Penha Longa is a high-end resort with a Michelin Guide-recognised restaurant, smart spa and swanky hotel.

Its course has some startlingly pretty holes but, if I am honest, its conditioning during our visit was not of the quality one might expect of its status.

By that, I mean that the fairways were very patchy and many of the greens were bumpy.

Nevertheless, Mrs W and I were up for the challenge on an unseasonably windy day on the Lisbon peninsular.

I confess my decision to go off the white tees was inspired by the extra three shots gained over playing from the yellows.

It meant that I found it tough to reach greens in regulation but gave me a great chance to appreciate the elevation of the course.

The first is a relatively benign introduction to this Robert Trent Jones Jr-designed track.

A bunker and trees on the left mean that keeping the ball down the right is essential for a pop at a green, guarded by a bunker.

This is one of many Penha Longa targets with a false front and was certainly not the last time my approach fell a few yards short.

The course’s stroke indexes baffled us a tad with some being rated as harder than they appeared and some much easier.

The par-four third was the former, an SI 16 demanding a drive down a very narrow avenue between thick trees, followed by an uphill approach past six big sand traps.

The four par-threes are among the stand-out holes on the Atlantic course, beginning with the fifth, a downhill beauty with tall trees lurking on the left and bunkers on the right.

Apparently, it requires greater precision with a six-iron than I possess.

The aforementioned par-five sixth is the signature hole because of the attractive ruins and, according to the stroke index, is its easiest.

To be honest, the water on the left of the target should be comfortably avoided but anyone who veers slightly to the right might find their ball resting against ancient brickwork.

The lesson about historic punishments is followed by a bit of modern-day intimidation in the shape of the par-three seventh with a pond on the right and a fiendishly placed bunker to its left. Mrs W was rightly jaunty about her par.

There are some gorgeous villas abutting the ninth that prompted dreams of a cooling dip in inviting swimming pools as temperatures on the course began to rise.

The hole is a curving par-four that offers a good chance of a score. Once again, Mrs. W grabbed the opportunity.

The stellar homes re-emerge on the lovely 11th, a short par-four that bends sharply to the right up to a green protected by huge bunkers.

I’m not sure that the silent monks would appreciate the noise on the 12th tee overlooking the Estoril racetrack which formerly hosted the Formula One Grand Prix.
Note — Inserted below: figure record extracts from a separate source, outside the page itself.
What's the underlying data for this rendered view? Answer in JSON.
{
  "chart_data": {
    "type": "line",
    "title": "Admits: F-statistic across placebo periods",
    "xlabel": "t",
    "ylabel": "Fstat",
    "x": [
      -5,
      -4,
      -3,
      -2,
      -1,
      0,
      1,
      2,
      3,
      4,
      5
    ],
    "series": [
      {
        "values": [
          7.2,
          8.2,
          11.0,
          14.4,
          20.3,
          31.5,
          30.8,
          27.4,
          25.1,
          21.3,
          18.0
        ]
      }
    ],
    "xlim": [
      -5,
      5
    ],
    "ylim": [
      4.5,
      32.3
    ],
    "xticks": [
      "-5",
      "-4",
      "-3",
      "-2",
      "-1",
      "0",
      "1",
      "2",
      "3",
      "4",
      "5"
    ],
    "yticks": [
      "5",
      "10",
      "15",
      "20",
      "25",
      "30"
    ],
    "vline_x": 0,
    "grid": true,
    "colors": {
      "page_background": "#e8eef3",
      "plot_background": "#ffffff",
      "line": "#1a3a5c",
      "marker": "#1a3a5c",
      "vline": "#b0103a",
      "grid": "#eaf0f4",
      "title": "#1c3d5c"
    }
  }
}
Cars were zipping around at full throttle during our visit making it a memorable sight even though I would have benefited from ear defenders.

Meanwhile, once full concentration is established, the par-five is a good one, weaving between its nine bunkers up a narrow fairway.
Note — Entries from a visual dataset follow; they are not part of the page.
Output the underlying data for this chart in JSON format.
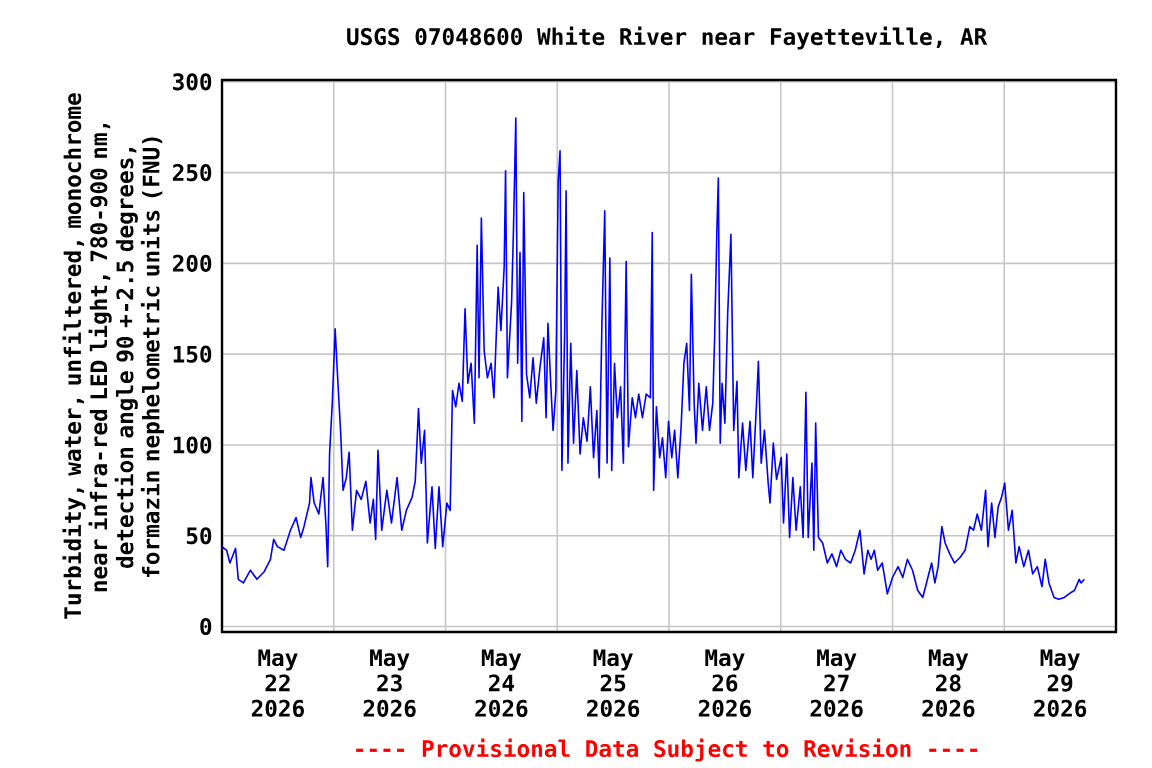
{
  "chart_data": {
    "type": "line",
    "title": "USGS 07048600 White River near Fayetteville, AR",
    "ylabel": "Turbidity, water, unfiltered, monochrome near infra-red LED light, 780-900 nm, detection angle 90 +-2.5 degrees, formazin nephelometric units (FNU)",
    "annotations": [
      "---- Provisional Data Subject to Revision ----"
    ],
    "xlim": [
      "2026-05-22T00:00",
      "2026-05-30T00:00"
    ],
    "xticks": [
      {
        "value": "2026-05-22T12:00",
        "label": "May 22 2026"
      },
      {
        "value": "2026-05-23T12:00",
        "label": "May 23 2026"
      },
      {
        "value": "2026-05-24T12:00",
        "label": "May 24 2026"
      },
      {
        "value": "2026-05-25T12:00",
        "label": "May 25 2026"
      },
      {
        "value": "2026-05-26T12:00",
        "label": "May 26 2026"
      },
      {
        "value": "2026-05-27T12:00",
        "label": "May 27 2026"
      },
      {
        "value": "2026-05-28T12:00",
        "label": "May 28 2026"
      },
      {
        "value": "2026-05-29T12:00",
        "label": "May 29 2026"
      },
      {
        "value": "2026-05-23T00:00",
        "label": null
      },
      {
        "value": "2026-05-24T00:00",
        "label": null
      },
      {
        "value": "2026-05-25T00:00",
        "label": null
      },
      {
        "value": "2026-05-26T00:00",
        "label": null
      },
      {
        "value": "2026-05-27T00:00",
        "label": null
      },
      {
        "value": "2026-05-28T00:00",
        "label": null
      },
      {
        "value": "2026-05-29T00:00",
        "label": null
      }
    ],
    "ylim": [
      -3,
      301
    ],
    "yticks": [
      0,
      50,
      100,
      150,
      200,
      250,
      300
    ],
    "grid": true,
    "line_style": "solid",
    "series": [
      {
        "color": "#0000ff",
        "x": [
          "2026-05-22T00:00",
          "2026-05-22T01:00",
          "2026-05-22T01:42",
          "2026-05-22T02:54",
          "2026-05-22T03:30",
          "2026-05-22T04:36",
          "2026-05-22T06:06",
          "2026-05-22T07:30",
          "2026-05-22T09:00",
          "2026-05-22T10:24",
          "2026-05-22T11:06",
          "2026-05-22T11:54",
          "2026-05-22T13:18",
          "2026-05-22T14:42",
          "2026-05-22T15:54",
          "2026-05-22T16:54",
          "2026-05-22T17:36",
          "2026-05-22T18:48",
          "2026-05-22T19:06",
          "2026-05-22T19:48",
          "2026-05-22T20:48",
          "2026-05-22T21:42",
          "2026-05-22T22:18",
          "2026-05-22T22:42",
          "2026-05-22T23:06",
          "2026-05-22T23:42",
          "2026-05-23T00:18",
          "2026-05-23T00:54",
          "2026-05-23T01:30",
          "2026-05-23T02:00",
          "2026-05-23T02:42",
          "2026-05-23T03:18",
          "2026-05-23T04:00",
          "2026-05-23T04:54",
          "2026-05-23T05:54",
          "2026-05-23T06:54",
          "2026-05-23T07:48",
          "2026-05-23T08:30",
          "2026-05-23T09:00",
          "2026-05-23T09:30",
          "2026-05-23T10:18",
          "2026-05-23T11:24",
          "2026-05-23T12:24",
          "2026-05-23T13:36",
          "2026-05-23T14:36",
          "2026-05-23T15:36",
          "2026-05-23T16:48",
          "2026-05-23T17:30",
          "2026-05-23T18:12",
          "2026-05-23T18:48",
          "2026-05-23T19:30",
          "2026-05-23T20:06",
          "2026-05-23T21:06",
          "2026-05-23T21:48",
          "2026-05-23T22:36",
          "2026-05-23T23:24",
          "2026-05-24T00:18",
          "2026-05-24T01:00",
          "2026-05-24T01:30",
          "2026-05-24T02:12",
          "2026-05-24T02:54",
          "2026-05-24T03:36",
          "2026-05-24T04:12",
          "2026-05-24T04:48",
          "2026-05-24T05:30",
          "2026-05-24T06:12",
          "2026-05-24T06:48",
          "2026-05-24T07:12",
          "2026-05-24T07:42",
          "2026-05-24T08:18",
          "2026-05-24T09:00",
          "2026-05-24T09:48",
          "2026-05-24T10:24",
          "2026-05-24T11:18",
          "2026-05-24T11:54",
          "2026-05-24T12:36",
          "2026-05-24T12:54",
          "2026-05-24T13:18",
          "2026-05-24T14:12",
          "2026-05-24T14:36",
          "2026-05-24T15:06",
          "2026-05-24T15:30",
          "2026-05-24T16:00",
          "2026-05-24T16:24",
          "2026-05-24T16:48",
          "2026-05-24T17:24",
          "2026-05-24T18:06",
          "2026-05-24T18:48",
          "2026-05-24T19:30",
          "2026-05-24T20:18",
          "2026-05-24T21:06",
          "2026-05-24T21:36",
          "2026-05-24T22:00",
          "2026-05-24T22:36",
          "2026-05-24T23:06",
          "2026-05-24T23:42",
          "2026-05-25T00:12",
          "2026-05-25T00:36",
          "2026-05-25T01:00",
          "2026-05-25T01:36",
          "2026-05-25T01:54",
          "2026-05-25T02:18",
          "2026-05-25T02:54",
          "2026-05-25T03:30",
          "2026-05-25T04:12",
          "2026-05-25T04:54",
          "2026-05-25T05:36",
          "2026-05-25T06:24",
          "2026-05-25T07:06",
          "2026-05-25T07:48",
          "2026-05-25T08:30",
          "2026-05-25T09:00",
          "2026-05-25T09:36",
          "2026-05-25T10:12",
          "2026-05-25T10:42",
          "2026-05-25T11:18",
          "2026-05-25T11:42",
          "2026-05-25T12:18",
          "2026-05-25T12:54",
          "2026-05-25T13:36",
          "2026-05-25T14:12",
          "2026-05-25T14:48",
          "2026-05-25T15:18",
          "2026-05-25T16:06",
          "2026-05-25T16:48",
          "2026-05-25T17:30",
          "2026-05-25T18:18",
          "2026-05-25T19:06",
          "2026-05-25T20:00",
          "2026-05-25T20:24",
          "2026-05-25T20:42",
          "2026-05-25T21:18",
          "2026-05-25T22:00",
          "2026-05-25T22:36",
          "2026-05-25T23:18",
          "2026-05-25T23:54",
          "2026-05-26T00:36",
          "2026-05-26T01:12",
          "2026-05-26T01:54",
          "2026-05-26T02:36",
          "2026-05-26T03:12",
          "2026-05-26T03:48",
          "2026-05-26T04:24",
          "2026-05-26T04:48",
          "2026-05-26T05:24",
          "2026-05-26T05:48",
          "2026-05-26T06:24",
          "2026-05-26T07:12",
          "2026-05-26T08:00",
          "2026-05-26T08:42",
          "2026-05-26T09:24",
          "2026-05-26T09:48",
          "2026-05-26T10:18",
          "2026-05-26T10:36",
          "2026-05-26T11:00",
          "2026-05-26T11:24",
          "2026-05-26T12:00",
          "2026-05-26T12:36",
          "2026-05-26T13:18",
          "2026-05-26T13:54",
          "2026-05-26T14:36",
          "2026-05-26T15:00",
          "2026-05-26T15:48",
          "2026-05-26T16:30",
          "2026-05-26T17:24",
          "2026-05-26T18:00",
          "2026-05-26T18:48",
          "2026-05-26T19:12",
          "2026-05-26T19:48",
          "2026-05-26T20:30",
          "2026-05-26T21:18",
          "2026-05-26T21:42",
          "2026-05-26T22:24",
          "2026-05-26T23:06",
          "2026-05-27T00:06",
          "2026-05-27T00:36",
          "2026-05-27T01:18",
          "2026-05-27T01:54",
          "2026-05-27T02:36",
          "2026-05-27T03:18",
          "2026-05-27T04:12",
          "2026-05-27T04:48",
          "2026-05-27T05:24",
          "2026-05-27T05:54",
          "2026-05-27T06:42",
          "2026-05-27T07:06",
          "2026-05-27T07:30",
          "2026-05-27T08:06",
          "2026-05-27T09:00",
          "2026-05-27T10:00",
          "2026-05-27T11:00",
          "2026-05-27T12:00",
          "2026-05-27T12:54",
          "2026-05-27T13:54",
          "2026-05-27T15:00",
          "2026-05-27T16:00",
          "2026-05-27T17:00",
          "2026-05-27T17:54",
          "2026-05-27T18:42",
          "2026-05-27T19:24",
          "2026-05-27T20:06",
          "2026-05-27T20:48",
          "2026-05-27T21:48",
          "2026-05-27T22:54",
          "2026-05-28T00:00",
          "2026-05-28T01:12",
          "2026-05-28T02:12",
          "2026-05-28T03:12",
          "2026-05-28T04:18",
          "2026-05-28T05:24",
          "2026-05-28T06:30",
          "2026-05-28T07:30",
          "2026-05-28T08:24",
          "2026-05-28T09:06",
          "2026-05-28T09:48",
          "2026-05-28T10:36",
          "2026-05-28T11:18",
          "2026-05-28T12:18",
          "2026-05-28T13:18",
          "2026-05-28T14:30",
          "2026-05-28T15:36",
          "2026-05-28T16:36",
          "2026-05-28T17:24",
          "2026-05-28T18:12",
          "2026-05-28T19:06",
          "2026-05-28T20:00",
          "2026-05-28T20:30",
          "2026-05-28T21:18",
          "2026-05-28T22:00",
          "2026-05-28T22:42",
          "2026-05-28T23:24",
          "2026-05-29T00:06",
          "2026-05-29T00:54",
          "2026-05-29T01:42",
          "2026-05-29T02:30",
          "2026-05-29T03:12",
          "2026-05-29T04:12",
          "2026-05-29T05:12",
          "2026-05-29T06:06",
          "2026-05-29T07:06",
          "2026-05-29T08:06",
          "2026-05-29T08:48",
          "2026-05-29T09:36",
          "2026-05-29T10:42",
          "2026-05-29T11:42",
          "2026-05-29T12:54",
          "2026-05-29T13:54",
          "2026-05-29T15:06",
          "2026-05-29T16:06",
          "2026-05-29T16:30",
          "2026-05-29T17:12"
        ],
        "values": [
          44,
          42,
          35,
          43,
          26,
          24,
          31,
          26,
          30,
          37,
          48,
          44,
          42,
          53,
          60,
          49,
          55,
          68,
          82,
          68,
          62,
          82,
          57,
          33,
          95,
          124,
          164,
          134,
          106,
          75,
          82,
          96,
          53,
          75,
          70,
          80,
          57,
          70,
          48,
          97,
          53,
          75,
          57,
          82,
          53,
          64,
          71,
          80,
          120,
          90,
          108,
          46,
          77,
          43,
          77,
          44,
          68,
          64,
          130,
          121,
          134,
          124,
          175,
          134,
          145,
          112,
          210,
          137,
          225,
          152,
          137,
          145,
          126,
          187,
          163,
          198,
          251,
          137,
          179,
          219,
          280,
          145,
          206,
          113,
          239,
          139,
          126,
          148,
          123,
          143,
          159,
          115,
          167,
          134,
          108,
          130,
          245,
          262,
          86,
          163,
          240,
          90,
          156,
          101,
          141,
          95,
          115,
          102,
          132,
          93,
          119,
          82,
          168,
          229,
          90,
          203,
          86,
          145,
          115,
          132,
          90,
          201,
          99,
          126,
          115,
          128,
          115,
          128,
          126,
          217,
          75,
          121,
          93,
          104,
          82,
          113,
          93,
          108,
          82,
          110,
          145,
          156,
          119,
          194,
          123,
          101,
          134,
          108,
          132,
          108,
          123,
          159,
          220,
          247,
          101,
          134,
          112,
          172,
          216,
          108,
          135,
          82,
          112,
          86,
          113,
          82,
          123,
          146,
          90,
          108,
          79,
          68,
          101,
          81,
          93,
          57,
          95,
          49,
          82,
          53,
          77,
          49,
          129,
          49,
          90,
          42,
          112,
          49,
          46,
          35,
          40,
          33,
          42,
          37,
          35,
          42,
          53,
          29,
          42,
          37,
          42,
          31,
          35,
          18,
          27,
          33,
          27,
          37,
          31,
          20,
          16,
          26,
          35,
          24,
          33,
          55,
          46,
          40,
          35,
          38,
          42,
          55,
          53,
          62,
          53,
          75,
          44,
          68,
          49,
          66,
          71,
          79,
          53,
          64,
          35,
          44,
          33,
          42,
          29,
          33,
          22,
          37,
          24,
          16,
          15,
          16,
          18,
          20,
          26,
          24,
          26
        ]
      }
    ]
  }
}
The sight of the green is completely blocked by traps and requires expert judgment to threaten the flag.

It is followed by the need for strategic thinking on the 13th and 14th, dogleg par-fours on which sand is once more a key factor.
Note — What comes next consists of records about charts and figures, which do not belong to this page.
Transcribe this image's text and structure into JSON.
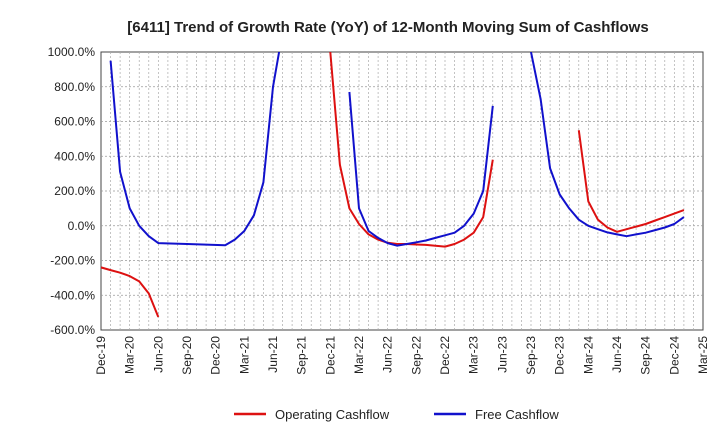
{
  "chart_data": {
    "type": "line",
    "title": "[6411]  Trend of Growth Rate (YoY) of 12-Month Moving Sum of Cashflows",
    "y_unit_suffix": "%",
    "ylim": [
      -600,
      1000
    ],
    "y_ticks": [
      1000,
      800,
      600,
      400,
      200,
      0,
      -200,
      -400,
      -600
    ],
    "y_tick_labels": [
      "1000.0%",
      "800.0%",
      "600.0%",
      "400.0%",
      "200.0%",
      "0.0%",
      "-200.0%",
      "-400.0%",
      "-600.0%"
    ],
    "x_tick_labels": [
      "Dec-19",
      "Mar-20",
      "Jun-20",
      "Sep-20",
      "Dec-20",
      "Mar-21",
      "Jun-21",
      "Sep-21",
      "Dec-21",
      "Mar-22",
      "Jun-22",
      "Sep-22",
      "Dec-22",
      "Mar-23",
      "Jun-23",
      "Sep-23",
      "Dec-23",
      "Mar-24",
      "Jun-24",
      "Sep-24",
      "Dec-24",
      "Mar-25"
    ],
    "grid": true,
    "legend_position": "bottom",
    "series": [
      {
        "name": "Operating Cashflow",
        "color": "#dd1111",
        "segments": [
          [
            [
              "2019-12",
              -240
            ],
            [
              "2020-01",
              -255
            ],
            [
              "2020-02",
              -270
            ],
            [
              "2020-03",
              -290
            ],
            [
              "2020-04",
              -320
            ],
            [
              "2020-05",
              -390
            ],
            [
              "2020-06",
              -525
            ]
          ],
          [
            [
              "2021-12",
              1000
            ],
            [
              "2022-01",
              350
            ],
            [
              "2022-02",
              100
            ],
            [
              "2022-03",
              10
            ],
            [
              "2022-04",
              -50
            ],
            [
              "2022-05",
              -80
            ],
            [
              "2022-06",
              -98
            ],
            [
              "2022-07",
              -105
            ],
            [
              "2022-08",
              -105
            ],
            [
              "2022-09",
              -108
            ],
            [
              "2022-10",
              -110
            ],
            [
              "2022-11",
              -115
            ],
            [
              "2022-12",
              -120
            ],
            [
              "2023-01",
              -105
            ],
            [
              "2023-02",
              -80
            ],
            [
              "2023-03",
              -40
            ],
            [
              "2023-04",
              50
            ],
            [
              "2023-05",
              380
            ]
          ],
          [
            [
              "2024-02",
              550
            ],
            [
              "2024-03",
              140
            ],
            [
              "2024-04",
              35
            ],
            [
              "2024-05",
              -10
            ],
            [
              "2024-06",
              -35
            ],
            [
              "2024-07",
              -20
            ],
            [
              "2024-08",
              -5
            ],
            [
              "2024-09",
              10
            ],
            [
              "2024-10",
              30
            ],
            [
              "2024-11",
              50
            ],
            [
              "2024-12",
              70
            ],
            [
              "2025-01",
              90
            ]
          ]
        ]
      },
      {
        "name": "Free Cashflow",
        "color": "#1111cc",
        "segments": [
          [
            [
              "2020-01",
              950
            ],
            [
              "2020-02",
              310
            ],
            [
              "2020-03",
              100
            ],
            [
              "2020-04",
              0
            ],
            [
              "2020-05",
              -60
            ],
            [
              "2020-06",
              -100
            ],
            [
              "2020-09",
              -105
            ],
            [
              "2021-01",
              -112
            ],
            [
              "2021-02",
              -80
            ],
            [
              "2021-03",
              -30
            ],
            [
              "2021-04",
              60
            ],
            [
              "2021-05",
              250
            ],
            [
              "2021-06",
              800
            ],
            [
              "2021-06-20",
              1000
            ]
          ],
          [
            [
              "2022-02",
              770
            ],
            [
              "2022-03",
              100
            ],
            [
              "2022-04",
              -30
            ],
            [
              "2022-05",
              -70
            ],
            [
              "2022-06",
              -100
            ],
            [
              "2022-07",
              -115
            ],
            [
              "2022-08",
              -105
            ],
            [
              "2022-09",
              -95
            ],
            [
              "2022-10",
              -85
            ],
            [
              "2022-11",
              -70
            ],
            [
              "2022-12",
              -55
            ],
            [
              "2023-01",
              -40
            ],
            [
              "2023-02",
              0
            ],
            [
              "2023-03",
              70
            ],
            [
              "2023-04",
              200
            ],
            [
              "2023-05",
              690
            ]
          ],
          [
            [
              "2023-09",
              1000
            ],
            [
              "2023-10",
              730
            ],
            [
              "2023-11",
              330
            ],
            [
              "2023-12",
              180
            ],
            [
              "2024-01",
              100
            ],
            [
              "2024-02",
              35
            ],
            [
              "2024-03",
              0
            ],
            [
              "2024-04",
              -20
            ],
            [
              "2024-05",
              -38
            ],
            [
              "2024-06",
              -50
            ],
            [
              "2024-07",
              -60
            ],
            [
              "2024-08",
              -50
            ],
            [
              "2024-09",
              -40
            ],
            [
              "2024-10",
              -25
            ],
            [
              "2024-11",
              -10
            ],
            [
              "2024-12",
              10
            ],
            [
              "2025-01",
              50
            ]
          ]
        ]
      }
    ]
  }
}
The long par-three 15th caused more loud pleas to the heavens as my drive over water looked destined for the target but this time they were ignored and the ball thudded into the bank of the pond about a yard short.

While the sixth may be the most photographed hole on the Atlantic course, many might argue that the 16th is better.

It requires a drive down through trees and colourful blooms, followed by a tough approach past sand traps to a green also protected by a slope on its right-hand side.

The par-five 18th is also very picturesque, framed by the clubhouse and hotel and presents a chance of belated glory.

It turned out to be my best hole of our round.

The service and surroundings in the clubhouse were impeccable as we devoured the elaborate local take on pizza.

They are rightly proud of gastronomy at Penha Longa Resort and if agronomy was given the same attention, the combination of food and golf would be the talk of Europe.

The course has the layout, it just needs finesse.